The death toll from the northern California wildfires continue to rise. As of Sunday morning, the death toll has risen to 40, according to LA Times.
More than 15 fires have ravaged the state since October 8th. The fires have collectively burned more than 221,000 acres in northern California, and more than 5700 structures. These fires are among the deadliest fires in California’s history. Governor Jerry Brown has declared a state of emergency in the affected counties.
Over 10,000 firefighters from California and other states have been battling several deadly fires, according to Dave Teter of the California Department of Forestry and Fire Protection (CAL FIRE). The agency also reported that over 2 million gallons of fire retardant have been dropped on the fires in an effort to contain them.
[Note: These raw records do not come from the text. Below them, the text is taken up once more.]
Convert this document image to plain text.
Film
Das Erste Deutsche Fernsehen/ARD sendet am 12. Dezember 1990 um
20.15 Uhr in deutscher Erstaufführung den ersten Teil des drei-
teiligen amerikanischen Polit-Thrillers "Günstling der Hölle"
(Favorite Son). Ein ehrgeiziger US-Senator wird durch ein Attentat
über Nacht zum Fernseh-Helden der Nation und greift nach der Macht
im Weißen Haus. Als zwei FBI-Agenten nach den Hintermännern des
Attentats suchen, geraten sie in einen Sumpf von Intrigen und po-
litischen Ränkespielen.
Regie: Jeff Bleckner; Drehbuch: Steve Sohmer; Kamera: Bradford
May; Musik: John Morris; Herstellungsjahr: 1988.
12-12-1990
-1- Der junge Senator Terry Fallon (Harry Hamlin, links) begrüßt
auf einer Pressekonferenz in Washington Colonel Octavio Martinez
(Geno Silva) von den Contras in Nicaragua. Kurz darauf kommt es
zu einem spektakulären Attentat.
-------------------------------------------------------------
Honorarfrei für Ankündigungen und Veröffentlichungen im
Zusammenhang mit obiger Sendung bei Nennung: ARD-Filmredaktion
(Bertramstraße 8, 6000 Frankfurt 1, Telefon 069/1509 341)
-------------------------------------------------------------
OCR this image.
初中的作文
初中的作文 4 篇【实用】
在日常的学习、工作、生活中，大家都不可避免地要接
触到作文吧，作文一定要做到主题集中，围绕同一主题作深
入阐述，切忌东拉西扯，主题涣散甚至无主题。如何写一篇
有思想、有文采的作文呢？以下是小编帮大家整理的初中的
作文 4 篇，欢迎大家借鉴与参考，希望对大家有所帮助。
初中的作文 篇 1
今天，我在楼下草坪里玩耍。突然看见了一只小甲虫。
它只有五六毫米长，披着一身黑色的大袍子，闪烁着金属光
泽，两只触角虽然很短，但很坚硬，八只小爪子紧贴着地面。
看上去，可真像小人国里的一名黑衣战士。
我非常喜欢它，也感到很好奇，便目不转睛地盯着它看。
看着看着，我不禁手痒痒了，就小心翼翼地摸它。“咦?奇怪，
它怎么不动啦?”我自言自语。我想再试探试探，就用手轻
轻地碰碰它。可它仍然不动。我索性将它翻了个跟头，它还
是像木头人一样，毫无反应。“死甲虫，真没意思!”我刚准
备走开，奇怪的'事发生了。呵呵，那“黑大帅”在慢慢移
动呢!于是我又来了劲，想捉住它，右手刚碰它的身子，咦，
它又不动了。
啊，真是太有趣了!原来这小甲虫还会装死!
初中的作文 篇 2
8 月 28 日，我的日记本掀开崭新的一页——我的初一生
The fires began last week after a red flag warning in which an extreme drought was present with low humidity, paired with a high volume of dry vegetation from the hot summer. Those conditions, coupled with high winds, have helped the fires spread rapidly and inflict mass devastation in the area. Additionally, the fires began at night, catching residents off guard, leaving them with no warning.
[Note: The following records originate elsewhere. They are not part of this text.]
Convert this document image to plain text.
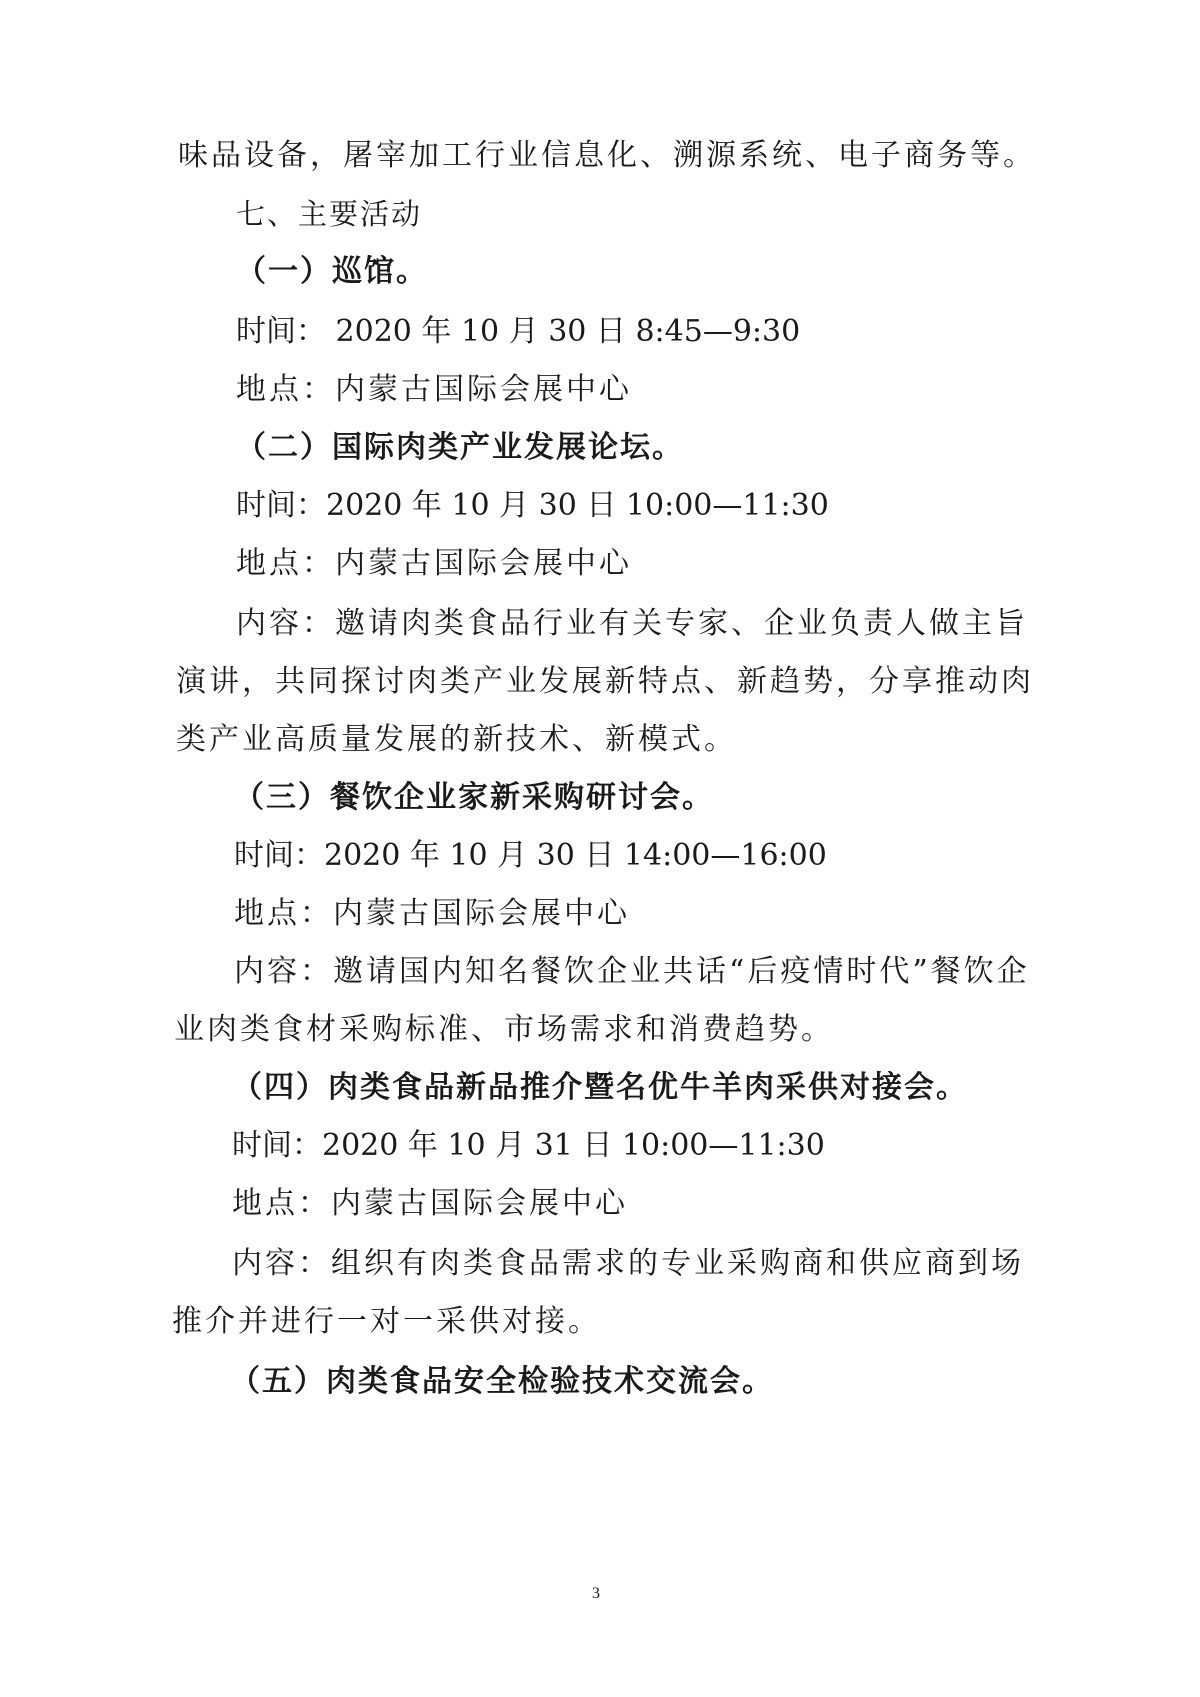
味品设备，屠宰加工行业信息化、溯源系统、电子商务等。
七、主要活动
（一）巡馆。
时间： 2020 年 10 月 30 日 8:45—9:30
地点：内蒙古国际会展中心
（二）国际肉类产业发展论坛。
时间：2020 年 10 月 30 日 10:00—11:30
地点：内蒙古国际会展中心
内容：邀请肉类食品行业有关专家、企业负责人做主旨
演讲，共同探讨肉类产业发展新特点、新趋势，分享推动肉
类产业高质量发展的新技术、新模式。
（三）餐饮企业家新采购研讨会。
时间：2020 年 10 月 30 日 14:00—16:00
地点：内蒙古国际会展中心
内容：邀请国内知名餐饮企业共话“后疫情时代”餐饮企
业肉类食材采购标准、市场需求和消费趋势。
（四）肉类食品新品推介暨名优牛羊肉采供对接会。
时间：2020 年 10 月 31 日 10:00—11:30
地点：内蒙古国际会展中心
内容：组织有肉类食品需求的专业采购商和供应商到场
推介并进行一对一采供对接。
（五）肉类食品安全检验技术交流会。
3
“A fire starting after 10 o’clock at night, under 50-plus mph winds, under absolutely dry, dry fuel beds, every one of those fires had a fighting chance to get going long before our firefighters could even be able to get there. So they all grew into major fires very quickly,” said Ken Pimlott, director of CAL FIRE.
The death toll has been climbing so rapidly, some news outlets have taken to Twitter to update the number. NBC News tweeted on Saturday morning that the death count had reached 35, but by Saturday evening, it climbed even higher to 38.
CAL FIRE is also using Twitter to provide updated information as they continue to fight the fires. As of Sunday morning, CAL FIRE reported updates on the three major fires:
- The Atlas fire in Napa and Solano counties has now burned 51,057 acres and is considered 56 percent contained.
- The Nuns fire in Sonoma County has now burned 47,106 acres and is considered 25 percent contained.
- The Tubbs fire in Napa and Sonoma counties has now burned 35,470 acres and is considered 60 percent contained.
Sheriff in Sonoma County said, as of Friday, 19 had died in the fires, and 235 were unaccounted for in the wake of the county’s fires. Search crews and detectives are in the field and detectives looking for missing people and trying to recover remains. The sheriff also said, “Of 1,485 total reports of missing persons since the fires began, 1,250 have been found safe,” he said late Friday, according to NBC News.
As thousands in Sonoma County have been forced to evacuate, a grassy field owned by the Sonoma Raceway has become has become a home to hundreds of evacuees this week. As of Friday, more than 100 trailers and recreational vehicles were parked there, in addition to tents housing campers.
As fires continue to ravage the state, and the death toll is continuing to rise, prayers are needed for all involved.